Just a side note, but I always wonder how many “programmers” just follow AI suggestions blindly and apply them to their code without any additional consideration or even testing .
I maintain that we use autoincrement where we need it and nowhere else.
Not really, I believe. We use it in a couple of places where performance absolutely won’t matter, and the one that could matter (updating file entries) it’s correct imho because we need a new sequence entry (a required use of auto increment…). The mtime update could in fact be rewritten as an update, but there are no triggers involved there and it only kicks in under specific circumstances.
Yeah. This one seemed the most promising to me, but it benchmarks no difference on at least my computer.
If the AUTOINCREMENT keyword appears after INTEGER PRIMARY KEY, that changes the automatic ROWID assignment algorithm to prevent the reuse of ROWIDs over the lifetime of the database. In other words, the purpose of AUTOINCREMENT is to prevent the reuse of ROWIDs from previously deleted rows.
Yes, precisely that is an essential property. Sequence numbers must be strictly monotonically increasing.
(It is not as essential for folder and device IDs, but it makes it nicer for humans and there are typically <10 inserts in those tables over the lifetime of a Syncthing install…)
My apologies for any frustration caused. I wasn’t suggesting there were issues with our schema or code. I asked to illicit a discussion to gain a better understanding of our schema and design decisions, and maybe squeeze out a smidge more performance, if possible.

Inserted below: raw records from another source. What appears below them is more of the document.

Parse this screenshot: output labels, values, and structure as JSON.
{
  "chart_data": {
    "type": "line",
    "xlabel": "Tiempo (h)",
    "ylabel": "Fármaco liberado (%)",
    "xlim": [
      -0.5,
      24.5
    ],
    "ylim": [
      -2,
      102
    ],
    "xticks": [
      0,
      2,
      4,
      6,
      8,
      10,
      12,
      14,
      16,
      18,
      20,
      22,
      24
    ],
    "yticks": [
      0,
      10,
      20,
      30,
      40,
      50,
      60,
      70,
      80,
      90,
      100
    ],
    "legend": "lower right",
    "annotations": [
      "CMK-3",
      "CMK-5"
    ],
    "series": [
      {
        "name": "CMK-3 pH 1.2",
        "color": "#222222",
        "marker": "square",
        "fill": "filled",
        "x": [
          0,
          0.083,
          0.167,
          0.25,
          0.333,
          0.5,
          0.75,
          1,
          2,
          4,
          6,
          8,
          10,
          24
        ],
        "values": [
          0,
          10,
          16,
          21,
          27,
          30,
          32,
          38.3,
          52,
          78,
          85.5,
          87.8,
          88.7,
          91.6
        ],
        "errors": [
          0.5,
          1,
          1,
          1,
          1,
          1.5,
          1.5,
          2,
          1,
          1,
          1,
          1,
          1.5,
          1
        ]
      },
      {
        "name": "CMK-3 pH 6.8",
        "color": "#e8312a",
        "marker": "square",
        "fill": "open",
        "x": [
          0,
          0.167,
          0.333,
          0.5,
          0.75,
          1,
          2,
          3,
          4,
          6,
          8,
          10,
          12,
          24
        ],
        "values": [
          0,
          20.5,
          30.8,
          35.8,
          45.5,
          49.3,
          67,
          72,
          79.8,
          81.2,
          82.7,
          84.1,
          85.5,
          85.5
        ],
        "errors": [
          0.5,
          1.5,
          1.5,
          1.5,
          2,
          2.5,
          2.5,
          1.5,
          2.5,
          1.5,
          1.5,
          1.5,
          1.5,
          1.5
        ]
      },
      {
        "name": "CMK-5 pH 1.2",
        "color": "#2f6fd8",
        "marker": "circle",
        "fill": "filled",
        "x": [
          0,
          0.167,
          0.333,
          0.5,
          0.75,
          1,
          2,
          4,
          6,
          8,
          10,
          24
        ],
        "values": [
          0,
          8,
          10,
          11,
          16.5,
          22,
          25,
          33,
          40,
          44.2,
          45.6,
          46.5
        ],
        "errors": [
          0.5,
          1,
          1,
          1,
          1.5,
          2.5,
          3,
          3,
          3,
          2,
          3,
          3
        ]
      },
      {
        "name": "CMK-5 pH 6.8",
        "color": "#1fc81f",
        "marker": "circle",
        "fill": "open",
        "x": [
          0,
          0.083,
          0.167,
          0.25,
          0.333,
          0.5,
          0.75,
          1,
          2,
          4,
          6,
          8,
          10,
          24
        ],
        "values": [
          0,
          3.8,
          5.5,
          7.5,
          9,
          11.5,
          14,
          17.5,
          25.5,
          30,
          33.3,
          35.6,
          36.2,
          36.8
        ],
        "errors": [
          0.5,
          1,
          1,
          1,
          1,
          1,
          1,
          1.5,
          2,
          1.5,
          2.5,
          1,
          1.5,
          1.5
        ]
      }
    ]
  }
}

But based on everyone’s feedback, it seems the only real takeaway is we can avoid extra roundtrips using WITH. For example:
insertFileStmt, err := txp.Preparex(` INSERT OR REPLACE INTO files (...) VALUES (?, ?, ?, ?, ?, ?, ?, ?, ?, ?) RETURNING sequence `) if err != nil { return wrap(err, "prepare insert file")} insertFileInfoStmt, err := txp.Preparex(` INSERT INTO fileinfos (sequence, fiprotobuf) VALUES (?, ?) `)
in folderdb_update.go could become
WITH ins AS ( INSERT OR REPLACE INTO files (...) VALUES (?, ?, ?, ?, ?, ?, ?, ?, ?, ?) RETURNING sequence)INSERT INTO fileinfos (sequence, fiprotobuf)SELECT sequence, ? FROM ins;
I will submit a PR, if that’s of interest. That appears to be the only place we use RETURNING.